Pode ser extraído do conceito apresentado a característica de sigilosidade, isto quer dizer que o sigilo do inquérito se deve a investigações que poderiam ser frustradas se as suas diligências chegassem ao conhecimento de terceiros. A garantia do sigilo na investigação está disciplinada no artigo 20 do Código de Processo Penal, cito: "Art. 20. A autoridade assegurará no inquérito o sigilo necessário à elucidação do fato ou exigido pelo interesse da sociedade".

Muitos doutrinadores consideram que o sigilo disposto no artigo supracitado se refere também a pessoa do investigado. Inobstante isto, não pode ser admitida tal interpretação; o legislador ao elaborar tal norma desejou a proteção ao indivíduo e não um retorno a Idade da Trevas, onde havia formação de comissões de inquisição em que o investigado não tinha sequer o conhecimento que era objeto de tal "procedimento".

A melhor interpretação deste dispositivo é no sentido de não chegar ao conhecimento de terceiros estranhos aos fatos o conteúdo das investigações, afastando, assim, a publicidade. Sobre o fundamento do sigilo Adilson Mehmeri[2] transcreve o posicionamento de Délio Magalhães: " O processo do inquérito policial deve ser relativamente secreto, para que a autoridade policial tenha a máxima liberdade para agir no desempenho das suas funções, o mais completo possível, e não veja a sua ação burlada pela publicidade e tolhida pela intervenção de estranhos (A polícia judiciária e o novo Código de Processo Penal, Ed. Guaíra, 1945)".

Com opinião divergente expõe o Doutrinador Fauzi Hassan Chouke[3] : " Uma regra que nasceu praticamente morta com o código de Processo Penal foi a do sigilo do inquérito, estipulada no art. 20 do mencionado diploma legal, ao dispor que a "autoridade assegurará no inquérito o sigilo necessário à elucidação do fato ou exigido pelo interesse da sociedade". O cotidiano da preparação da ação penal de há muito sepultou a regra a cima, tendo transformado a investigação criminal em verdadeiro palco para o estrelato de agente policiais e alimentando toda uma indústria jornalística que vive em torno do tema. Falar de sigilo da investigação nesse quadro é cair no abismo entre a realidade dos fatos e o direito positivo.

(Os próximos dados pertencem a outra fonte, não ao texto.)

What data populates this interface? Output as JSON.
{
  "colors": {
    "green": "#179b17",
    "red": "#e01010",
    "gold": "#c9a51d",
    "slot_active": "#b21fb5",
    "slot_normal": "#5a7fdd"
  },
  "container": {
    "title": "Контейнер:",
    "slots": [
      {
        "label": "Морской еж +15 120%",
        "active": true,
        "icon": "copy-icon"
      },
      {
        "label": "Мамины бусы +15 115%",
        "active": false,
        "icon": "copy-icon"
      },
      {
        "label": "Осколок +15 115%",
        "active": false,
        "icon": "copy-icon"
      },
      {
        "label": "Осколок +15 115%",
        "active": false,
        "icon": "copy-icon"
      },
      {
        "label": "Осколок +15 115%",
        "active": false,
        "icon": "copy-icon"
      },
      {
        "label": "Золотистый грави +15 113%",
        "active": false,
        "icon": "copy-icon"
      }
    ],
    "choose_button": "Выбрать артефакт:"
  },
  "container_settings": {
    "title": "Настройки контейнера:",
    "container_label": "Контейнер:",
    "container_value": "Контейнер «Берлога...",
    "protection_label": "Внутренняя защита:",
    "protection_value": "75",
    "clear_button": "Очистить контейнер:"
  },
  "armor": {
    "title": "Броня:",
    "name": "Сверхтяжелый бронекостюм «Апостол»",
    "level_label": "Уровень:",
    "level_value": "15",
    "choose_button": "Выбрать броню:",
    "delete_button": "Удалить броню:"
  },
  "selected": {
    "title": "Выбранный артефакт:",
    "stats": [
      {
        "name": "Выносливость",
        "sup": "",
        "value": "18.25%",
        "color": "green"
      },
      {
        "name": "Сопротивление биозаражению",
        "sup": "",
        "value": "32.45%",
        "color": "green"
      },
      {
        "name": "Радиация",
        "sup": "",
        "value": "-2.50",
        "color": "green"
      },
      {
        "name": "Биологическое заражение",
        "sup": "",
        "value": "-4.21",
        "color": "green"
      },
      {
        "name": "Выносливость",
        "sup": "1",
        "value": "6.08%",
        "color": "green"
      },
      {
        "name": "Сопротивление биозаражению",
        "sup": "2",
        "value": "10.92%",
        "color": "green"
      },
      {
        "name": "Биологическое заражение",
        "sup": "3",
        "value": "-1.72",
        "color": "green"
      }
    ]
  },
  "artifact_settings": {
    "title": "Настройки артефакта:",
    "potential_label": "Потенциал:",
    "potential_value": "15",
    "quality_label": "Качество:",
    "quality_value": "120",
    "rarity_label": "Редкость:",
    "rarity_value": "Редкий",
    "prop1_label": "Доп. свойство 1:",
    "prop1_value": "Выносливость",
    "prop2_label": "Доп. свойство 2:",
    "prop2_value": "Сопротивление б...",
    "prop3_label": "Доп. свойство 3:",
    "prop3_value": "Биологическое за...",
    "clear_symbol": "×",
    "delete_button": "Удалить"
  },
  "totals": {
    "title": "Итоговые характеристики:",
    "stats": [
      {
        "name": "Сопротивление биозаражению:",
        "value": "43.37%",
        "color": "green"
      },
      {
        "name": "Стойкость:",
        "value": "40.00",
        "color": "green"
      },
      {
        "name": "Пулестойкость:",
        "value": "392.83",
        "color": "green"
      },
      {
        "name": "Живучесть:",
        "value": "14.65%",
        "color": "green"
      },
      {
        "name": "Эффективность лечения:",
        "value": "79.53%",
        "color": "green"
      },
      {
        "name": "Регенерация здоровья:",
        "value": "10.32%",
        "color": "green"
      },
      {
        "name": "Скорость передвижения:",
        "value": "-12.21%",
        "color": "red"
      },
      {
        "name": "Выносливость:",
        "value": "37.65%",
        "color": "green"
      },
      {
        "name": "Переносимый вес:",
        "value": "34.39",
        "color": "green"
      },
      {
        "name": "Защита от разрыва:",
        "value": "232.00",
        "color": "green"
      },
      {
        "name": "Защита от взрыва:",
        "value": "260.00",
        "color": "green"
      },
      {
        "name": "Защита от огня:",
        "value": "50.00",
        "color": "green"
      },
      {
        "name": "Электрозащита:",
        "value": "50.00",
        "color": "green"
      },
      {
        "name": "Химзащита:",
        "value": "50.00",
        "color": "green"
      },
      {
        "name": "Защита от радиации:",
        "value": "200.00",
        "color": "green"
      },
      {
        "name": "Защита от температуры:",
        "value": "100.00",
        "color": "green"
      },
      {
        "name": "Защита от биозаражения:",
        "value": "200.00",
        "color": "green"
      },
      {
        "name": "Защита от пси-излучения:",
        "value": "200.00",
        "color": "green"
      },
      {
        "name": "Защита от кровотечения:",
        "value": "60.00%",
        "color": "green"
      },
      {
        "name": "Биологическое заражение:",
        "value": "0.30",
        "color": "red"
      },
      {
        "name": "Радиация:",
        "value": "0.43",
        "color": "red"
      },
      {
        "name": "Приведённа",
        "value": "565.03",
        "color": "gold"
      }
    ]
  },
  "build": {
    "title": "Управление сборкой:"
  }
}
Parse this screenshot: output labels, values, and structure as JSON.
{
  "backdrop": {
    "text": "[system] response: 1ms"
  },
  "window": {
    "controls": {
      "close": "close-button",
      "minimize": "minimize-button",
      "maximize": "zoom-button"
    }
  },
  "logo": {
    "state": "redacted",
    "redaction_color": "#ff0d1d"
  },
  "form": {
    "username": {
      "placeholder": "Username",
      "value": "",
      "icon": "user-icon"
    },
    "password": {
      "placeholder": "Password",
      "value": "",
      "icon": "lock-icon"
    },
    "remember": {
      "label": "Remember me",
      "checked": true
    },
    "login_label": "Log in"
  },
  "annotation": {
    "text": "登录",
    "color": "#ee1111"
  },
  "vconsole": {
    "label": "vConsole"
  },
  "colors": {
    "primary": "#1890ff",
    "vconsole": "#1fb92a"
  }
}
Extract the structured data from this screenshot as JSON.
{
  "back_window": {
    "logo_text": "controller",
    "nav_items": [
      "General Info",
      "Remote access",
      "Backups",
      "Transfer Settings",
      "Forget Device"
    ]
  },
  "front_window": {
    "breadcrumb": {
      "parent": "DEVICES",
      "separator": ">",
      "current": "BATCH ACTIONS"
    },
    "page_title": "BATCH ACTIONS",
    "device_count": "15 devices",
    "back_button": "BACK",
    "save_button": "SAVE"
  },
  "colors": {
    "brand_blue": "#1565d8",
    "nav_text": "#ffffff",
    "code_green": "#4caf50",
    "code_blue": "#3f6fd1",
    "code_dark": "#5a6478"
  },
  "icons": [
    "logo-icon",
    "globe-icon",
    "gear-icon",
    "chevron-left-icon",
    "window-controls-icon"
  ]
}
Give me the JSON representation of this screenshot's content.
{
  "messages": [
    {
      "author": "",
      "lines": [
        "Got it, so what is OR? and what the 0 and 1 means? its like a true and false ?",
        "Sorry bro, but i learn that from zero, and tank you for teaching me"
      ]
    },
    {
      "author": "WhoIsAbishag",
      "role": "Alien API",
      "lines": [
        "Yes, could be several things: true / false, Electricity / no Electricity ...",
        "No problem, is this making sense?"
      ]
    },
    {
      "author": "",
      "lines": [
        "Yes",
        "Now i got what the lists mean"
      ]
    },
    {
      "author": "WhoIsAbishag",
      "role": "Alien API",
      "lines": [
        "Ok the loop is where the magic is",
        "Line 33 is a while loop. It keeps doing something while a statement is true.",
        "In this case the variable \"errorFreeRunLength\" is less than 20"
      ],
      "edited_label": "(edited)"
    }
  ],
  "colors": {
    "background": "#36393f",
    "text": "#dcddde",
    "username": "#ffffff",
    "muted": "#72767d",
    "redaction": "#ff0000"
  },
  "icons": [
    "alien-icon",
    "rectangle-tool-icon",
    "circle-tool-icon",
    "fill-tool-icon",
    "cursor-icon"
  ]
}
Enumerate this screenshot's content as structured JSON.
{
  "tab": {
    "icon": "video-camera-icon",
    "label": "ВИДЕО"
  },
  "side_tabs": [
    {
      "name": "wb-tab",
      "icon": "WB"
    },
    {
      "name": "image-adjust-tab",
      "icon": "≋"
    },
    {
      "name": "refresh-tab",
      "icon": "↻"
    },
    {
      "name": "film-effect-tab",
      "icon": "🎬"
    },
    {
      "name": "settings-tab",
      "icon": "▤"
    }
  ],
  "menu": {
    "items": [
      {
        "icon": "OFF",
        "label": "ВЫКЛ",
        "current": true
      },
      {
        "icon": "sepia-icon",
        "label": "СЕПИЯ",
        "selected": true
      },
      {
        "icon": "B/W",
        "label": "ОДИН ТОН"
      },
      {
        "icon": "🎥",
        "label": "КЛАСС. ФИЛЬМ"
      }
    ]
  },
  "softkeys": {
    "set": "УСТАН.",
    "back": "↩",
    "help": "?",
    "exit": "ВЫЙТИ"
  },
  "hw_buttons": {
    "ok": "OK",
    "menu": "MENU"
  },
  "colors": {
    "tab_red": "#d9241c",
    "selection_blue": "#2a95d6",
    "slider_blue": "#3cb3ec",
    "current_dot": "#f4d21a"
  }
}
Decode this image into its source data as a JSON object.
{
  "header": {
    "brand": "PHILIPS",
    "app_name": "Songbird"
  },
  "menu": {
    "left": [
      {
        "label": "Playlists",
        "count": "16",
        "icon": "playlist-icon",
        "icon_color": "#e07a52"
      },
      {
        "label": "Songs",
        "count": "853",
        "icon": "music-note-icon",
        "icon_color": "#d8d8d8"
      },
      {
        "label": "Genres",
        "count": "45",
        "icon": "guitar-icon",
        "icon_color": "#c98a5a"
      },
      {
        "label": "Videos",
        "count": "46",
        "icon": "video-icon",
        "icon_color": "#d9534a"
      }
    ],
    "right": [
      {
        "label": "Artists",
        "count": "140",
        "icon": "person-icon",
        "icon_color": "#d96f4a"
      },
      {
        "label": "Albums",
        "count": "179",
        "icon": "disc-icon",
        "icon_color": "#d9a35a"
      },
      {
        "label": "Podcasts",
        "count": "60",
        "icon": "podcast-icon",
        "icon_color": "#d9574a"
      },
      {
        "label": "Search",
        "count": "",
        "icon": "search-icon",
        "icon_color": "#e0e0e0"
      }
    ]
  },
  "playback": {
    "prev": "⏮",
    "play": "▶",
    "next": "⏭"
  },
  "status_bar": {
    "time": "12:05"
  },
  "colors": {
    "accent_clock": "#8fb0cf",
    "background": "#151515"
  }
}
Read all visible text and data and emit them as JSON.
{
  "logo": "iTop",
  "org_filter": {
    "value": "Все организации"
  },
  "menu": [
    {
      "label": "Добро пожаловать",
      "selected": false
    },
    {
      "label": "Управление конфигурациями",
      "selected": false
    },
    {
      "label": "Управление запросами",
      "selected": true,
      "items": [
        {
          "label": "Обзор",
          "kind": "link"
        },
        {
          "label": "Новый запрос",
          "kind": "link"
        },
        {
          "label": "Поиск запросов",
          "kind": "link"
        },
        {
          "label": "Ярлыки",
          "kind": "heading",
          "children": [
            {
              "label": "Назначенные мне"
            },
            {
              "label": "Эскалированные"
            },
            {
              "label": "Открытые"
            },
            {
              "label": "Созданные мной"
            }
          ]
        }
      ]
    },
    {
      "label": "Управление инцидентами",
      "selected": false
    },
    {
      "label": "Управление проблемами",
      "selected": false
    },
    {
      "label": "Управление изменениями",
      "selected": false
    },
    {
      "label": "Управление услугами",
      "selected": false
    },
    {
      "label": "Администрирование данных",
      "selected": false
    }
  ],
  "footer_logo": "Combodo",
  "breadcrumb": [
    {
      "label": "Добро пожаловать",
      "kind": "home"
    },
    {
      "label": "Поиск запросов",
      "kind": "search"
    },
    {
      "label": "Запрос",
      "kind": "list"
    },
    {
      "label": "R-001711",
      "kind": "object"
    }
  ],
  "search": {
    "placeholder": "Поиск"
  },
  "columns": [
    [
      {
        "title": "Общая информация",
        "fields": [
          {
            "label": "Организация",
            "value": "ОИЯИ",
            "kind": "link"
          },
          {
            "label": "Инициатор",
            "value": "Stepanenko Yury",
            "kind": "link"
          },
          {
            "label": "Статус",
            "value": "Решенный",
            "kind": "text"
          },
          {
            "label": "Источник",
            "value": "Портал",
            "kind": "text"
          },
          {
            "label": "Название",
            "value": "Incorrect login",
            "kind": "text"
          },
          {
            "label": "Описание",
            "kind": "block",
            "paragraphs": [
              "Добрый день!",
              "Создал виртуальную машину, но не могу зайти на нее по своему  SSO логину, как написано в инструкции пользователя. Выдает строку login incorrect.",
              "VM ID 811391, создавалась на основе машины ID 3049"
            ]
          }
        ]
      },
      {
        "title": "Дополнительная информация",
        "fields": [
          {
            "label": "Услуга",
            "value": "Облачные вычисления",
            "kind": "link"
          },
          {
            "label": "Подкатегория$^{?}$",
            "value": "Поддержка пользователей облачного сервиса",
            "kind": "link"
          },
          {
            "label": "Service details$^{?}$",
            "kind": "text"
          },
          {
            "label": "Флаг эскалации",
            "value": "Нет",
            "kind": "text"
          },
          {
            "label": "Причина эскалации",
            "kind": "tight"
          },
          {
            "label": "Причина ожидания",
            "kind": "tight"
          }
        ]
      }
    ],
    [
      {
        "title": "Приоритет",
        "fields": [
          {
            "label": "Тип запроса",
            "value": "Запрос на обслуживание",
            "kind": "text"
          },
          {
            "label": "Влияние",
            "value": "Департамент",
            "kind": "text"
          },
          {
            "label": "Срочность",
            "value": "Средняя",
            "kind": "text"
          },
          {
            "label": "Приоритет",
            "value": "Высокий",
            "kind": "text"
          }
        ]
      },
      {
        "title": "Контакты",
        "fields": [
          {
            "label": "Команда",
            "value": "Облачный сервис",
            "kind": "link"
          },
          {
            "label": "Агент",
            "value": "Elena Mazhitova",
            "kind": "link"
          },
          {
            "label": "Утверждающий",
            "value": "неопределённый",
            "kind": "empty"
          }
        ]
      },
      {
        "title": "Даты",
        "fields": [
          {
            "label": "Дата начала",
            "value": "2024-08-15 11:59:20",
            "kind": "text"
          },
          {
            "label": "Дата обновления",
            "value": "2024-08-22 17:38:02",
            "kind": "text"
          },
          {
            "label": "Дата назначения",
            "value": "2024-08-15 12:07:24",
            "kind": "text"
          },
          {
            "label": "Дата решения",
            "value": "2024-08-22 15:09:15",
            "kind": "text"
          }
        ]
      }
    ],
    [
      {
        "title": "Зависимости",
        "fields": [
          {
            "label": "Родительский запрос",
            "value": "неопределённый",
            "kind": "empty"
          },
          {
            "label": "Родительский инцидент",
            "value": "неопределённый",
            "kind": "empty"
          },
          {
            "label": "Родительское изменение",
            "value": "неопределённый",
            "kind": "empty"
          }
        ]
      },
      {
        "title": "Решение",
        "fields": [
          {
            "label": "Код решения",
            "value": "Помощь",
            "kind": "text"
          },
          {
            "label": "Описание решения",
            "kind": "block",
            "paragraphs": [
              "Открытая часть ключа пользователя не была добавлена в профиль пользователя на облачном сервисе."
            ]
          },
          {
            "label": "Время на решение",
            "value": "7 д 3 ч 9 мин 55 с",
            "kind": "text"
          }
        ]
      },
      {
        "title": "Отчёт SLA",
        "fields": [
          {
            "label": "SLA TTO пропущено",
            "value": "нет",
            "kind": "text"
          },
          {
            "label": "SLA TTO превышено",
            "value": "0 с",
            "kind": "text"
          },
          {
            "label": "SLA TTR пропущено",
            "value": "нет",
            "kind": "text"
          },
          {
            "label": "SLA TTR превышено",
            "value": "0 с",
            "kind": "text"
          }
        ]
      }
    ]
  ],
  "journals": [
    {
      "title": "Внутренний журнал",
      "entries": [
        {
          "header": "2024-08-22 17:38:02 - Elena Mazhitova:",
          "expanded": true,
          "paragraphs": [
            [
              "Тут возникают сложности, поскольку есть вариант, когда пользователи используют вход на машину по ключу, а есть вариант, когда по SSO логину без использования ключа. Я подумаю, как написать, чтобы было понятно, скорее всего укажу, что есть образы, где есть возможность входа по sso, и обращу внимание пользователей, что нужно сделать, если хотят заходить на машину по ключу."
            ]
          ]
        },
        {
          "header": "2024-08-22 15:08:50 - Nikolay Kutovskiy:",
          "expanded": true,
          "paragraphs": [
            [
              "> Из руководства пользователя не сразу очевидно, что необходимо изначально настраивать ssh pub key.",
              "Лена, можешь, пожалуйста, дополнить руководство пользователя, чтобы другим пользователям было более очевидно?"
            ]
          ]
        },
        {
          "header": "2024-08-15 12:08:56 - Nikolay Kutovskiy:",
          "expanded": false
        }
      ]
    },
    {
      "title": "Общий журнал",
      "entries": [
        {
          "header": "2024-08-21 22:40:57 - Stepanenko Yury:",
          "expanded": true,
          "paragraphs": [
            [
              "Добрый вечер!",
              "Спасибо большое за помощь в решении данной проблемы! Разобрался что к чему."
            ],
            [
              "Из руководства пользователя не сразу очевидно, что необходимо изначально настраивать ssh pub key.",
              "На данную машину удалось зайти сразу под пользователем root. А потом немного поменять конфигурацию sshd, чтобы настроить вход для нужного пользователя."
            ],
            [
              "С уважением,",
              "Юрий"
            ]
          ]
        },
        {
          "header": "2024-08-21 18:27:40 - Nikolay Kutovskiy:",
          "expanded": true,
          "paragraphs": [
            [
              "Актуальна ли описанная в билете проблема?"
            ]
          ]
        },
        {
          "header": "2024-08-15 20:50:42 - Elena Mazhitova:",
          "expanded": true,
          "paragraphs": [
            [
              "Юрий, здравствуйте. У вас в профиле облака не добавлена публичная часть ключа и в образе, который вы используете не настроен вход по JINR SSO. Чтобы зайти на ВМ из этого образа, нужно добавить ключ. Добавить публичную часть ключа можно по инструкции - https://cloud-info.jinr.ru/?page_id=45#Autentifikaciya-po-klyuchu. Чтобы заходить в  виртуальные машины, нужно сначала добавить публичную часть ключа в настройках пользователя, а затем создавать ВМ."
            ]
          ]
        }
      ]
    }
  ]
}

Mas, não somente por essa insuperável situação deve a investigação ser aberta ao conhecimento público. Sobretudo porque dentro de um Estado democrático não há sentido em se falar de "investigações secretas", até porque, na construção do quadro garantidor e na nova ordem processual acusatória, deve o investigado ser alertado sobre o procedimento instaurado. Nesse ponto, a norma do art. 5°, LX, embora diga respeito aos processos, pode muito bem ser invocada, para colocar a publicidade como regra e o sigilo para situações excepcionais, dependentes de motivação adequada e sempre, atendendo à guarida do também constitucional princípio da intimidade."

Não merece acatamento tal posicionamento, pois invoca o princípio da publicidade e afasta o sigilo, defendendo, praticamente, que se deve expor o indiciado, pois a "realidade dos fatos" demonstra que a existência da previsão do sigilo para o inquérito não está sendo observado. E ainda, como já mencionado, o sigilo não refere-se ao investigado e sim a terceiros estranhos ao procedimento.

Atualmente o sigilo está abalado pelo assédio da imprensa sensacionalista, que com o pretexto de comunicar à população, as ocorrências policiais e índices e criminalidade, expõem indiscriminadamente informações sobre as investigações, muitas vezes por iniciativa da autoridade que as preside.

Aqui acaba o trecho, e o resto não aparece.